Adalah menarik jika menilik riwayat pendidikan Natsir. Tahun 1916-1923 Natsir memasuki HIS (HollandsInlandscheSchool) di Solok. Sore harinya, ia menimba ilmu di Madrasah Diniyah. Tahun 1923-1927, Natsir memasuki jenjang sekolah MULO (Meer Uitgebreid Lager Onderwijs) di Padang. Lalu, pada 1927-1930, ia memasuki jenjang sekolah lanjutan atas di AMS (AlgemeneMiddelbareSchool) di Bandung.
Lulus dengan nilai tinggi, ia sebenarnya berhak melanjutkan kuliah di Fakultas Hukum di Batavia, sesuai dengan keinginan orang tuanya, agar ia menjadi Meester in de Rechten, atau kuliah ekonomi di Rotterdam. Terbuka juga peluang Natsir untuk menjadi pegawai negeri dengan gaji tinggi. Tetapi, semua peluang itu tidak diambil oleh Natsir, yang ketika itu sudah mulai tertarik kepada masalah-masalah Islam dan gerakan Islam. Natsir mengambil sebuah pilihan yang berani, dengan memasuki studi Islam di ‘Persatuan Islam’ di bawah asuhan Ustad A. Hasan.
Tahun 1931-1932, Natsir mengambil kursus guru diploma LO (Lager Onderwijs). Maka, tahun 1932-1942 Natsir dipercaya sebagai Direktur Pendidikan Islam (Pendis) Bandung. Natsir memang seorang yang haus ilmu dan tidak pernah berhenti belajar. Syuhada Bahri menceritakan pengalamannya selama bertahun-tahun bersama Natsir. Hingga menjelang akhir hayatnya, Natsir selalu mengkaji Tafsir Al-Quran. Tiga Kitab Tafsir yang dibacanya, yaitu Tafsir Fii Dzilalil Quran, Tafsir Ibn Katsir, dan Tafsir al-Furqan karya A. Hasan.

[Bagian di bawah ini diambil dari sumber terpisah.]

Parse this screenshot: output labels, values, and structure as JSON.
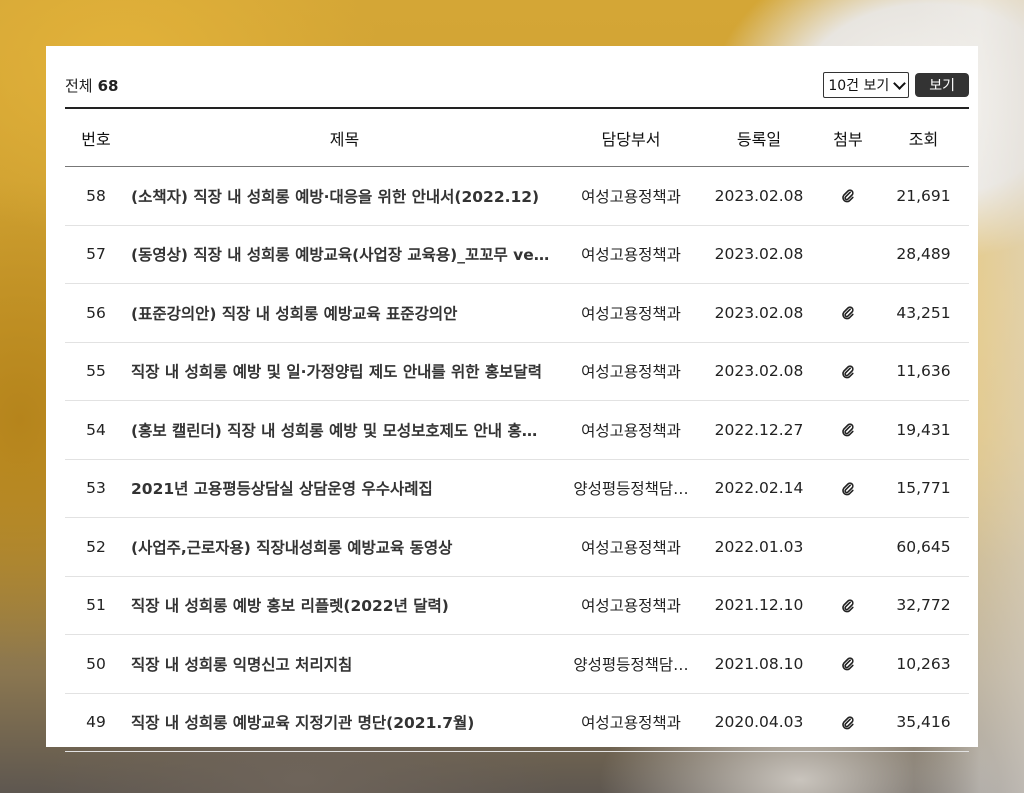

Kecintaan Natsir di bidang pendidikan dibuktikannya dengan upayanya untuk mendirikan sejumlah universitas Islam. Setidaknya ada sembilan kampus yang Natsir berperan besar dalam pendiriannya, seperti Universitas Islam Indonesia, Universitas Islam Bandung, Universitas Islam Sumatera Utara, Universitas Riau, Universitas Ibn Khaldun Bogor, dan sebagainya. Tahun 1984, Natsir juga tercatat sebagai Ketua Badan Penasehat Yayasan Pembina Pondok Pesantren Indonesia. Di bidang pemikiran, tahun 1991, Natsir menerima gelar Doktor Honoris Causa dari Universiti Kebangsaan Malaysia. Natsir memang bukan sekedar ilmuwan dan penulis biasa.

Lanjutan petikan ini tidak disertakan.